Me había jurado nunca vivir fuera del país. Y ahí estaba, sentada en un vagón del metro con la ciudad a mi espalda y teniendo de frente a un montón de desconocidos. A nadie le importaba si estaba peinada, con pantalones naranja o si mi pelo era rojo. Aunque el olor de la mañana era frío, como el petricor de la tierra secada por el viento luego de un aguacero, me gustaba cerrar los ojos y reconocer esa ciudad de sol radiante. Entraba casi de frente y golpeaba mi cara en medio de la velocidad de los árboles que intentaban cubrir la luz. Me movía despacio como si los rieles flotaran y no extrañaba el transporte urbano ni los huecos de mi ciudad.
Aunque los que estaban sentados a mi alrededor hablaban mi mismo idioma, sus preocupaciones no eran sobre la seguridad del celular, el recibo de la luz o el mercado que se había acabado. Parecían preocupados por llegar a tiempo al trabajo, por terminar el libro o por mantener sus audífonos conectados a sus orejas. Observarlos con tanto detenimiento ponía nerviosos a los niños, que parecían leer mis pensamientos mientras yo los miraba con el anhelo de haber sido mamá. Uno de ellos tenía los ojos azules como el cielo, como los de mi abuelo. Lo llamé Jedi. Llevaba puesta una camiseta de Star Wars con la fuerza estampada sobre él. Recordé a mi mejor amigo y entendí porqué se había ido años atrás a más de dos mil cuatrocientos kilómetros de la vida de una ciudad tan caótica como Bogotá. Él era fanático de esas películas con personajes con forma de pescado, ciudades polvorientas y rayos láser.

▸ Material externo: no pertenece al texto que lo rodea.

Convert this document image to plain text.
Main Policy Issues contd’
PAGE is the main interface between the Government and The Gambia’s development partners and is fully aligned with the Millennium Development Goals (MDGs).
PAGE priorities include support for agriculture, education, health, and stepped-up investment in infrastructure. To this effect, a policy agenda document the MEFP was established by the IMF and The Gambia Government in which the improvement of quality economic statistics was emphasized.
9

El niño me miraba de reojo porque mi sonrisa aumentaba cada vez que buscaba la manera de conectarse conmigo. Le hice una seña con mis manos acerca de su camiseta. Le dije que me gustaba con mis cejas y mi dedo pulgar. La madre del niño leía un libro y no se preocupó porque una extraña como yo hiciera mímica con su hijo. En mi país observar tanto a alguien así es intimidante y lo primero que piensan es que la intención de hablar con ellos trae una manotada de acoso. Pero ahí no. Las personas se podían mirar a los ojos o simplemente no mirarse. Disfruté esa libertad y al mismo tiempo esa soledad. Lejos de los míos, sin pareja, sin hijos pero viviendo mi vida para buscar historias. Me había prometido romper las reglas para enfrentarme a una ciudad más lejana que la de mi mejor amigo. Ahora era yo quien estaba a ocho mil kilómetros de distancia, entre las estaciones, los acentos con la lengua sobre los dientes para pronunciar la zeta y el frío que congelaba mi nariz. Todo eso me hacía feliz. Cuando era pequeña jugaba con mis hermanas a imaginar que fumábamos con el vaho de la madrugada en el pueblo de mis abuelos. Ahora él salía espontáneo de mi boca por el invierno y ni los guantes, el gorro de montaña o el abrigo térmico, me hacían sentir el calor suficiente para no tener que cubrirme y verme como un pingüino.
El metro redujo su velocidad y el niño se puso de pie. Haló la rompevientos de su madre para que dejara de leer y se alistara para la parada. Ella cerró su libro y me sorprendió ver lo que estaba leyendo. Se puso de pie con la indiferencia propia de las mujeres europeas, tomó a su hijo de la mano y antes de que se detuviera por completo el metro, me miró. Ella me reconoció y aunque sabía que quería hablar conmigo, Jedi la haló con su mano para bajarla del vagón. Como si ella fuera la niña y su hijo el adulto, se detuvo como si quisiera subirse nuevamente pero ya era demasiado tarde. Me sonrió y levantó su libro. Yo la miré, asentí y le sonreí mientras las puertas se cerraban en cámara lenta. Hablamos del libro en nuestra imaginación hasta que desapareció de la estación. Ella llevaba en su mano el primer libro que escribí y me sentí feliz de ser tan extrañamente reconocida. Había valido la pena el viaje, el vaho salió de mi boca expulsado con un par de lágrimas de felicidad y sentí la fuerza del Jedi estampada en mi pecho.
*Consigna día 2 del Mundial de Escritura de 2023 asignado por Huarí Jacques Nguyen: escribir un texto que tenga a un joven latinoamericano como protagonista. Este hombre, o mujer, que vive ahora en una ciudad lejana y enorme, después de una vida de pueblo en su país de origen... ¿En qué piensa mientras vuelve a su casa en el metro?